エウロパのうみ33 | ナノ





エウロパのうみ33

 柔らかなシーツと善の熱い体に挟まれて、時和はその間に埋もれてしまいたいと思った。一度、解放されたペニスは、憎いほど簡単に勃起する。彼の手や愛撫は、とても気持ちいい。自分本位の欲情をぶつけられるわけではなく、薬によって強制的にもたらされる心地よさでもない。
 時和はあえぎながら、泣いていた。愛する相手から愛される相手へすり替えることができる自分の醜さと強さに、制御できない涙があふれた。善へねだり、きて、と声を出す。自分の声ではないような、甘えた音だった。
 罰するように抱いて欲しいから、激しくしてください、と願いを口にした。だが、善はじれったいほど、ゆっくりと優しく抱いた。彼の性器をアナルへくわえ込んだ時、時和は少しも痛みを感じず、与えられる愛撫に身を任せていた。
 善は性感帯を探り、こちらの反応を一つも逃さず、ただ甘く痺れるような幸福感だけを味合わせてくれる。体位を変えて、三度目の絶頂を迎えた頃、時和の意識は肌触りの優しいシーツの間に沈んでいった。
 意識が揺れる。水の音に少しだけ体を動かすと、善の肩が頬に当たった。じんわりと温かいのは、バスタブの中にいるからだ。時和はバスタブの縁へ手を伸ばす。
「全部、洗い流したよ」
 それが先ほどの情事の痕跡のことだと理解していたが、善の言葉は、これまでの嫌なことを指している気がした。時和は彼の肩へ頬をすり寄せる。彼が何とこたえてくれるか、もう知っている。彼に任せておけばいい。時和は髪にキスをする彼の吐息を感じながら、もう一度、目を閉じた。

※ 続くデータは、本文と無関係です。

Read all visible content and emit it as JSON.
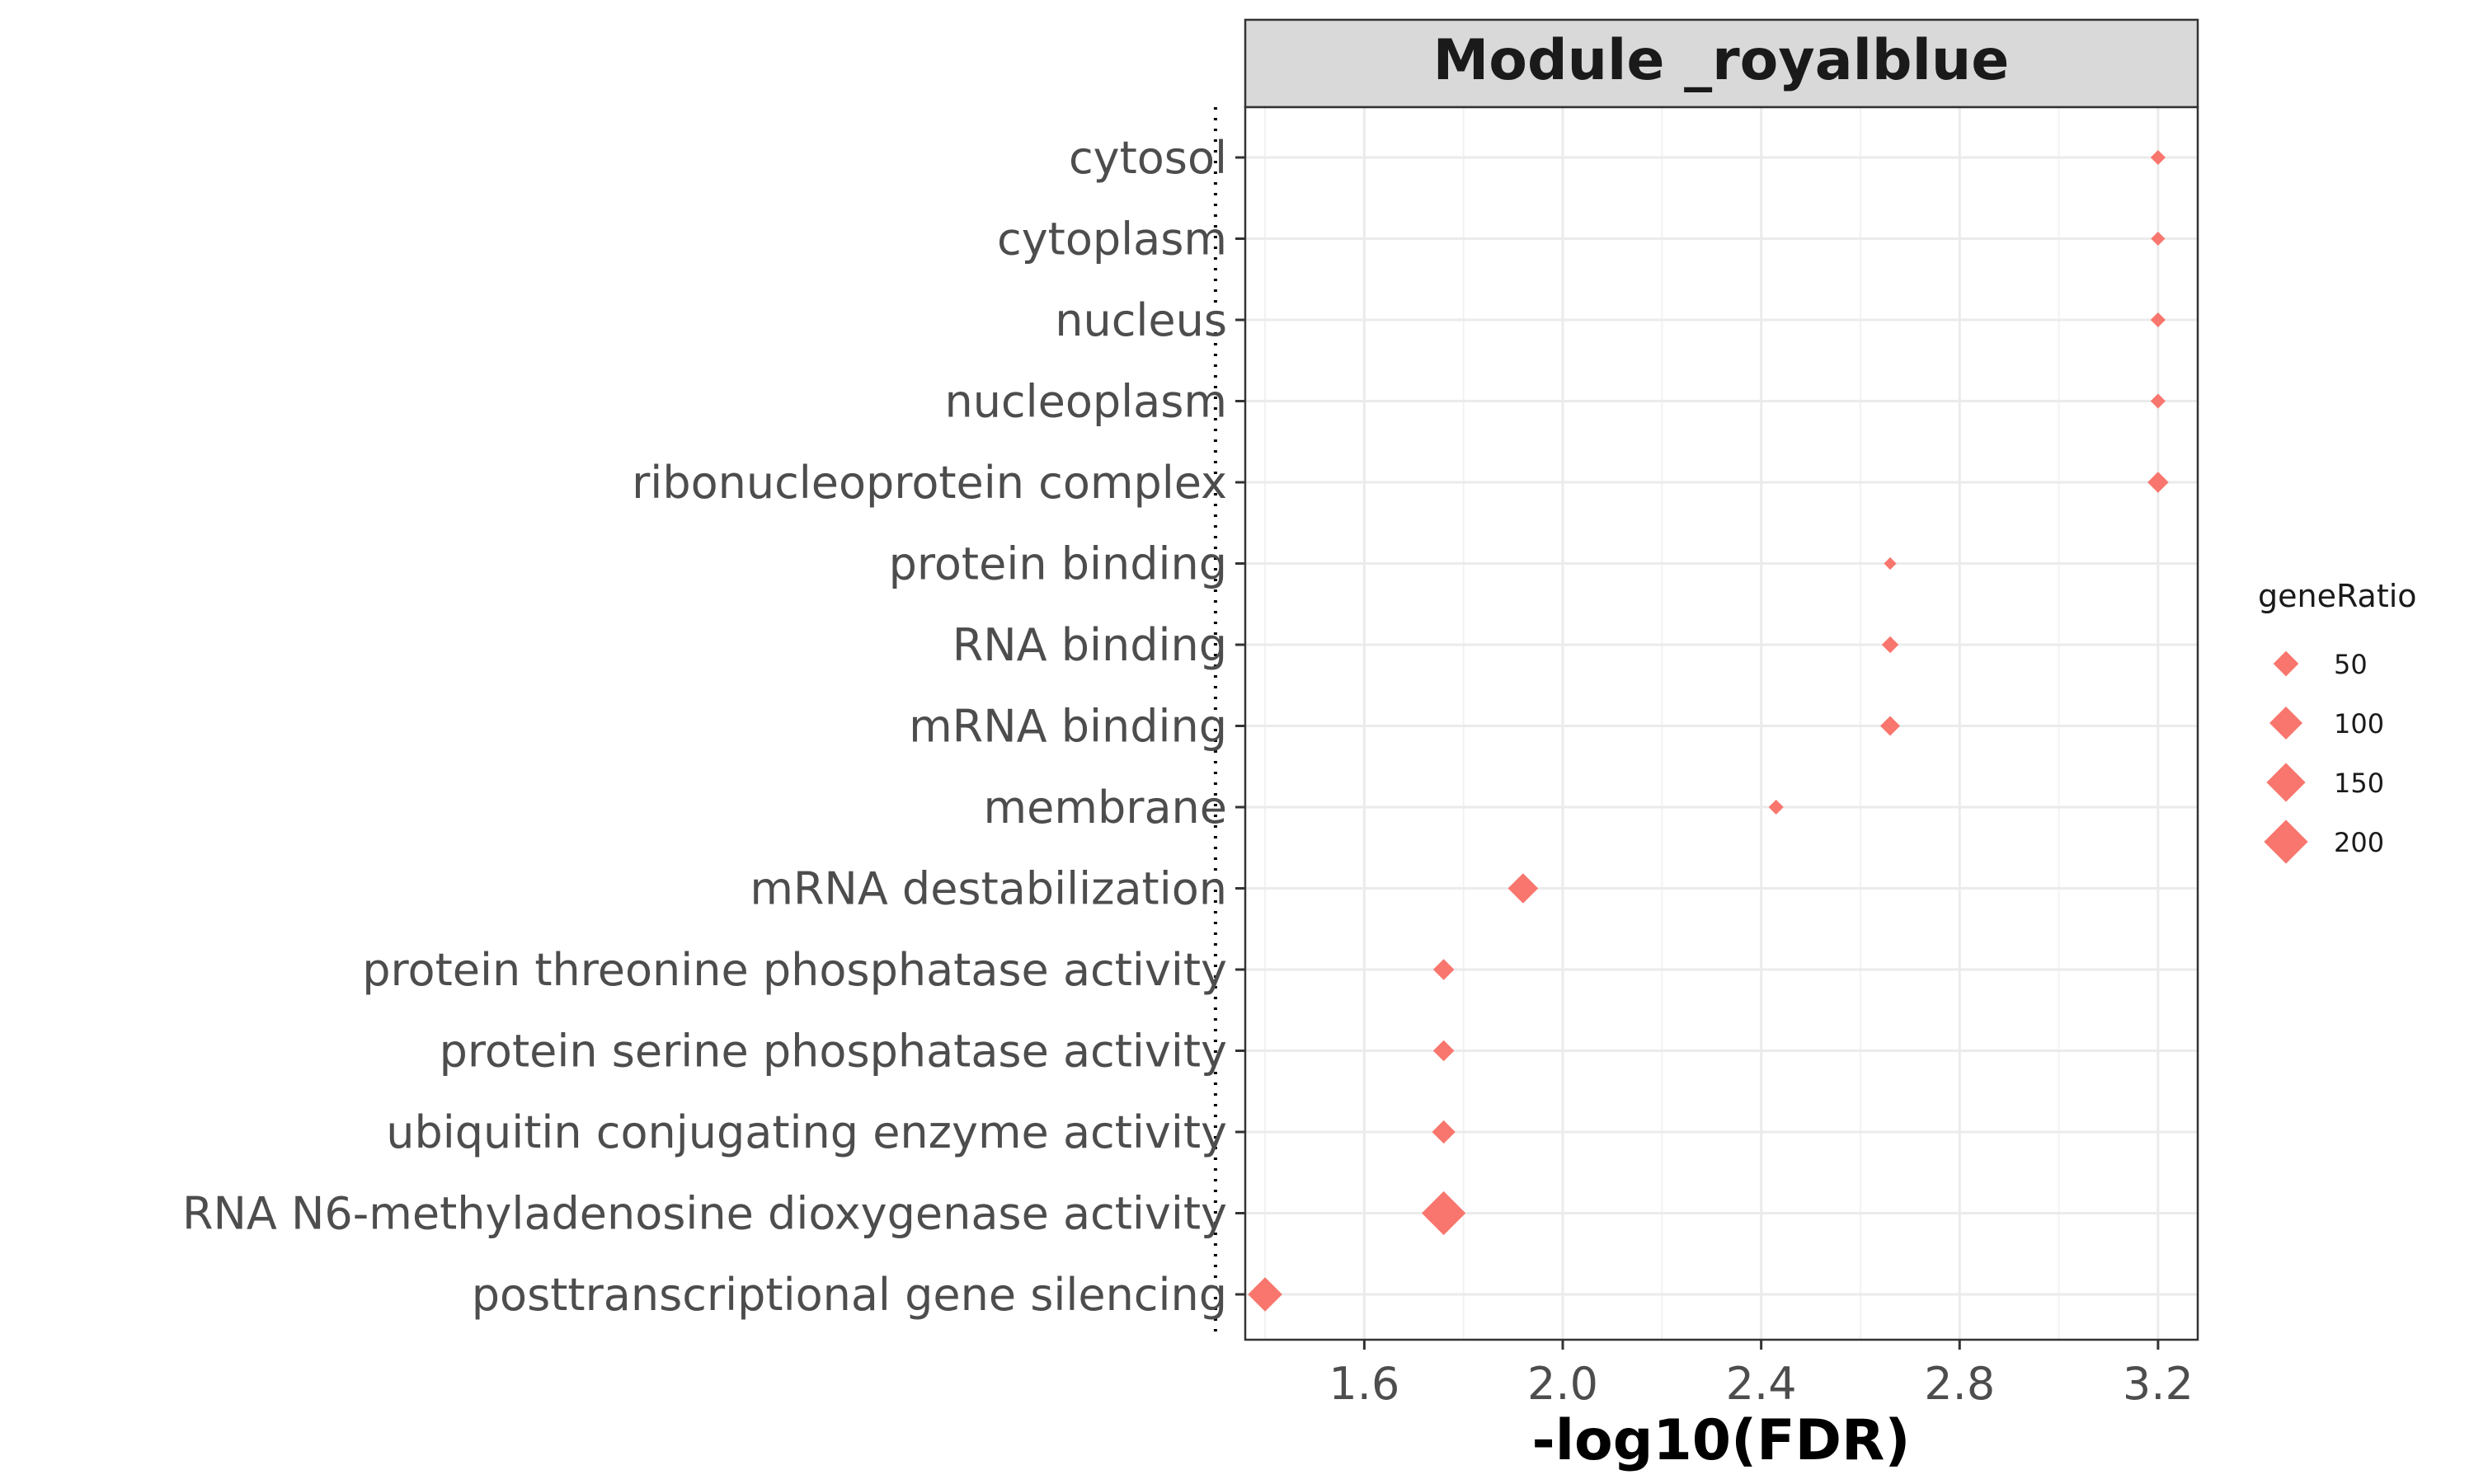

 起き出したのは昼間だった。時和は重い腰を擦り、マスターベッドルームからリビングダイニングへと出ていく。テーブルの上にメモが置いてあった。冷蔵庫の中にはメモにある通り、サンドウィッチが入っている。時和はミネラルウォーターとサンドウィッチを取り出し、ソファへ座った。
 テレビをつけて、遅い朝食を口へ運ぶ。口を開いた時、くちびるの端に痛みを感じた。時和はサンドウィッチを箱へ戻し、バスルームへ入る。大きな洗面台にある鏡には、左頬に青あざのある時和自身が映し出される。
 そっとそのあざへ触れ、時和は顔をしかめた。明達のことは、もう忘れよう。何度か瞬きを繰り返すうちに、視界がにじむ。それでも、最悪の形での失恋から立ち直ろうと、時和はほほ笑んでみた。
 くちびるの端が痛くても、ほほ笑んで、サンドウィッチを頬張る。時和は泣きながら、食事を済ませ、携帯電話を探した。母親に連絡を入れるためだ。ベッドルームへ戻り、昨日、着ていた服のポケットから携帯電話を引っ張る。
 休みだった母親はすぐに出てくれた。明達は家を知っている。もし、母親にあの映像を見られたらと思うと、時和は団地からの引っ越しを提案したくてたまらなかった。だが、善の部屋であるここへ、母親を呼び寄せるわけにはいかず、別の新しい部屋を探せるわけでもない。
 当たり障りのない話をして、時和は電話を切った。ソファへ寝転び、名前も知らない芸能人が話す言葉を聞きながら、目を閉じる。眠いわけではないが、体は休養を必要としているらしい。時和は数分と経たない内に深い眠りに落ちた。
 眠ってばかりいたせいか、夢の中で睡眠薬の話が聞こえた。視界の先には善のうしろ姿が見える。彼は誰かと話していた。こちらに気づき、電話を置き、「時和」とくちびるを動かす。彼の笑顔を見て、時和も笑顔を返した。この人は大丈夫だと信じている。この人は好きだと、実感している自分がいる。
「時和、まだ眠そうだね」
 くすくすと笑われても、時和は頷く以外にない。善の香りに包まれながら、彼の腕の中で引き続き、夢を見ている。